Longtemps, elle ne fut qu’un vilain mot. La préférence cantonale, c’était bon pour les stratèges du Mouvement citoyens genevois s’essayant à l’écopopulisme. Et puis elle a changé de nom, devenant priorité à l’embauche des résidents pour faire dans la correction politique, et puis elle a plu ailleurs qu’au bout du Lac – l’initiative du 9 février était passée par là. Du coup, elle est devenue présentable. De mesure discriminatoire, elle devenait mesure pragmatique et ne faisait plus tousser personne. Tout en conservant un fort potentiel de capital politique.

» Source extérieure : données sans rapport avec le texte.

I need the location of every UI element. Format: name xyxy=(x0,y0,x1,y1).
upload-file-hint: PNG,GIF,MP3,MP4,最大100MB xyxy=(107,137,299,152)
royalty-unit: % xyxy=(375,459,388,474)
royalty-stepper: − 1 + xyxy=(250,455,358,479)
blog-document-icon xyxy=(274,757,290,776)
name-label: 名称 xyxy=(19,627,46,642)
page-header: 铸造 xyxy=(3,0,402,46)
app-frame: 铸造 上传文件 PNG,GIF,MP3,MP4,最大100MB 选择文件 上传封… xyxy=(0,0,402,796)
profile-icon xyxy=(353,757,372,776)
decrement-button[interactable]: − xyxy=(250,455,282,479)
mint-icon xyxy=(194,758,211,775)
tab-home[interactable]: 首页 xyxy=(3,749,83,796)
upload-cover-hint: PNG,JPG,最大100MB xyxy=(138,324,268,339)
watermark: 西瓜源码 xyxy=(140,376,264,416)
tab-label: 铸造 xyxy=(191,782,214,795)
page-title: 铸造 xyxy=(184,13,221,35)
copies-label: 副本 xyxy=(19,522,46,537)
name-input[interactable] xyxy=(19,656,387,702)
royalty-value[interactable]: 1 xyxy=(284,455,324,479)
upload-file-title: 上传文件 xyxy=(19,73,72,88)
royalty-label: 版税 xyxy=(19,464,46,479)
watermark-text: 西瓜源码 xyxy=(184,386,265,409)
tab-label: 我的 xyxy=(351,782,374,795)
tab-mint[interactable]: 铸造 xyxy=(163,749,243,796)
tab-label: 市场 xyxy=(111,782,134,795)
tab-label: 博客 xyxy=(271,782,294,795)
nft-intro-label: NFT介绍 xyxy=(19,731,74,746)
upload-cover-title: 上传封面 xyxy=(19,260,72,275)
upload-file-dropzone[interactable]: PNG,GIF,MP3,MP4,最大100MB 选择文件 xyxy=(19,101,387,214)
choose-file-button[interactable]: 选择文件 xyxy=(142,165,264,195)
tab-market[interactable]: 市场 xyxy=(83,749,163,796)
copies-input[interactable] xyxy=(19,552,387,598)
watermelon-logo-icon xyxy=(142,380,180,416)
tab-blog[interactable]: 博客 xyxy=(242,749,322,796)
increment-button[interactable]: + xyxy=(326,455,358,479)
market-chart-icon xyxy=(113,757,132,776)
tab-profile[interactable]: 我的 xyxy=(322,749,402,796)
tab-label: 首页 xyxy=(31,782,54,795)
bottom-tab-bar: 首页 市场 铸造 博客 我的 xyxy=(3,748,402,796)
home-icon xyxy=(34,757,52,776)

Mais si on gratte un peu, on s’aperçoit qu’il ne lui reste, une fois les oripeaux tombés, que ce dernier. Car la préférence cantonale ne résiste pas à l’épreuve des chiffres. Certes, elle ne touche que les postes à pourvoir à l’Etat et dans ses entités subventionnées. Car fort heureusement, l’économie genevoise n’est pas encore planifiée. Mais on a beau faire, ausculter les chiffres avec des lunettes roses, forcer les courbes, vitaminer les pourcentages, on constate qu’elle n’a pas inversé la courbe du chômage à Genève.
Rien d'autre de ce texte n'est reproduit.